Le non-respect de ces obligations de formation spécifiques peut engager la responsabilité pénale de l’employeur en cas d’accident, et constituer une faute inexcusable aggravant les conséquences financières pour l’entreprise.

L’entretien professionnel et le suivi des parcours

La loi impose aux entreprises d’organiser régulièrement des entretiens professionnels avec leurs salariés. Ces entretiens constituent un élément clé du dispositif de formation professionnelle et visent à favoriser le développement professionnel des salariés.

L’entretien professionnel doit être organisé tous les deux ans pour chaque salarié. Il a pour objectif d’examiner les perspectives d’évolution professionnelle du salarié et les formations qui peuvent y contribuer.

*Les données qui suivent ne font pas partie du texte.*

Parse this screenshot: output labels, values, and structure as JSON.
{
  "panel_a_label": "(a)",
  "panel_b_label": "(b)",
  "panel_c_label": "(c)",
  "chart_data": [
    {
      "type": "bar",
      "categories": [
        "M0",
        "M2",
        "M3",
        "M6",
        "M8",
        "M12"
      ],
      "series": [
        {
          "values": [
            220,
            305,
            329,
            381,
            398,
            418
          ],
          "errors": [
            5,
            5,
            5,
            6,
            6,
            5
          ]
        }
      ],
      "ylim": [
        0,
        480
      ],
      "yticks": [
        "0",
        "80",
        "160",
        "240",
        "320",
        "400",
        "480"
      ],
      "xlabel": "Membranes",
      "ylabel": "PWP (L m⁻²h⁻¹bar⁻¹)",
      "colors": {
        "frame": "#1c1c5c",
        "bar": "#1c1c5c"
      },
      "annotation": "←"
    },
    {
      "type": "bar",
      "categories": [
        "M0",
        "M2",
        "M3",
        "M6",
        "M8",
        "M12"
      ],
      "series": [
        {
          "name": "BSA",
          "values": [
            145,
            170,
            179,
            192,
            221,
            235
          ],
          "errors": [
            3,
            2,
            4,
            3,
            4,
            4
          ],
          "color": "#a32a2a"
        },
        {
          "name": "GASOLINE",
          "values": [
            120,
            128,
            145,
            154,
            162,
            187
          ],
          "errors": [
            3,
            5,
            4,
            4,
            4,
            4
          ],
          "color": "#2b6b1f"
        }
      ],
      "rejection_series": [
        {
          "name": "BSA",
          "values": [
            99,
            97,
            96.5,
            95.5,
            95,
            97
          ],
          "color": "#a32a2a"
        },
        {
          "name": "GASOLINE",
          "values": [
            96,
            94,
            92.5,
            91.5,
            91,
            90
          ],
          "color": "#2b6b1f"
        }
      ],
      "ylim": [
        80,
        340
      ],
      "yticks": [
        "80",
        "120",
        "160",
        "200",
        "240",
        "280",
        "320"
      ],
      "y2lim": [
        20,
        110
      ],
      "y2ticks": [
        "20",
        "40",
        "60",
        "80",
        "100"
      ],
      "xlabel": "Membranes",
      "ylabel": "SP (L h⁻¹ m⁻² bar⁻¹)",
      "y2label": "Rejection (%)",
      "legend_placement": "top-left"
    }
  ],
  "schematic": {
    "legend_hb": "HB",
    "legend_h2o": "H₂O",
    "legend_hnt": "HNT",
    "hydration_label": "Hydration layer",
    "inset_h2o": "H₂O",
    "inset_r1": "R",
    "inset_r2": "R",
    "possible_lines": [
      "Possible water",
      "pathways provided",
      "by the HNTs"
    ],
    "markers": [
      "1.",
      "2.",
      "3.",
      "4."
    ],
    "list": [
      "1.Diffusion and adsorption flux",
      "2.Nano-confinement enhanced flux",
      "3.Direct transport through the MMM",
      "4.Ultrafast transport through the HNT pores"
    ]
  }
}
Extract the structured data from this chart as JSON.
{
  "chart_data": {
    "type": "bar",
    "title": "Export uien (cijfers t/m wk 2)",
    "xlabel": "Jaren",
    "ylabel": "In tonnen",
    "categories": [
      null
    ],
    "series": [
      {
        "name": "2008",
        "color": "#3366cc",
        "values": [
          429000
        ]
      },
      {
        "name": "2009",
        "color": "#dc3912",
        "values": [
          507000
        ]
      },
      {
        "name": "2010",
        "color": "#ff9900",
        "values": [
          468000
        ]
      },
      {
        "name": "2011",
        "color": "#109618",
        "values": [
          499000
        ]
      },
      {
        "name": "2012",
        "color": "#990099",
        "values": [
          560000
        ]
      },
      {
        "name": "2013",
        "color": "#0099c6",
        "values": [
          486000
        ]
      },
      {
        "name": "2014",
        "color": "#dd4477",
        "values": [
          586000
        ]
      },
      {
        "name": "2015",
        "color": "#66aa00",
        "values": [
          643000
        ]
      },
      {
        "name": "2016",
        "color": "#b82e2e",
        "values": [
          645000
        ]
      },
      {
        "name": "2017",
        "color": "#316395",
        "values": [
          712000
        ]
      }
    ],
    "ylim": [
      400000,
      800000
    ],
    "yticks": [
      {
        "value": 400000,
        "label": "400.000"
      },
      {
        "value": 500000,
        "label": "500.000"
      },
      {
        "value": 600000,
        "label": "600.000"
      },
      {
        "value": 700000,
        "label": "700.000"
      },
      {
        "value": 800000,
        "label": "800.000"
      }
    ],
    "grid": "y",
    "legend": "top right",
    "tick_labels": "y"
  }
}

Tous les six ans, l’entretien professionnel doit faire l’objet d’un état des lieux récapitulatif du parcours professionnel du salarié. À cette occasion, l’employeur doit vérifier que le salarié a bénéficié au cours des six dernières années :

  • D’au moins une action de formation
  • D’une progression salariale ou professionnelle
  • D’une certification ou d’éléments de certification par la formation ou par une validation des acquis de l’expérience (VAE)

Si le salarié n’a pas bénéficié de ces éléments, l’entreprise doit abonder son compte personnel de formation à hauteur de 3000 euros.

Les entreprises d’au moins 50 salariés sont soumises à une obligation renforcée : elles doivent justifier que chaque salarié a bénéficié des entretiens professionnels et d’au moins une formation non obligatoire tous les six ans. À défaut, elles doivent verser une pénalité à France compétences.

La mise en place et le suivi des entretiens professionnels nécessitent une organisation rigoureuse de la part des entreprises, avec la mise en place d’outils de suivi adaptés et la formation des managers à la conduite de ces entretiens.

Les enjeux stratégiques de la formation professionnelle pour les entreprises

Au-delà des obligations légales, la formation professionnelle représente un enjeu stratégique majeur pour les entreprises. Elle constitue un levier essentiel pour :

  • Adapter les compétences des salariés aux évolutions technologiques et organisationnelles
  • Améliorer la performance et la compétitivité de l’entreprise
  • Fidéliser les talents et renforcer l’attractivité de l’entreprise
  • Favoriser la mobilité interne et sécuriser les parcours professionnels

La mise en place d’une politique de formation efficace implique une réflexion stratégique sur les besoins en compétences de l’entreprise à court et moyen terme. Cette réflexion doit s’appuyer sur une gestion prévisionnelle des emplois et des compétences (GPEC) permettant d’anticiper les évolutions des métiers et des qualifications.

Les entreprises ont tout intérêt à dépasser la simple conformité aux obligations légales pour développer une véritable culture de la formation continue. Cela peut se traduire par :

  • La mise en place de parcours de formation personnalisés
  • Le développement de la formation en situation de travail (FEST)
  • L’encouragement à l’utilisation du CPF par les salariés, éventuellement avec un abondement de l’entreprise
  • La promotion de l’alternance et de l’apprentissage

La digitalisation de la formation, accélérée par la crise sanitaire, offre de nouvelles opportunités pour rendre la formation plus accessible et plus adaptée aux besoins individuels. Les entreprises doivent intégrer ces nouvelles modalités dans leur stratégie de formation.

Enfin, la formation professionnelle s’inscrit dans une démarche plus large de responsabilité sociale des entreprises (RSE). En investissant dans le développement des compétences de leurs salariés, les entreprises contribuent à l’employabilité et à l’épanouissement professionnel de ces derniers, tout en renforçant leur propre capacité d’adaptation aux mutations économiques et sociales.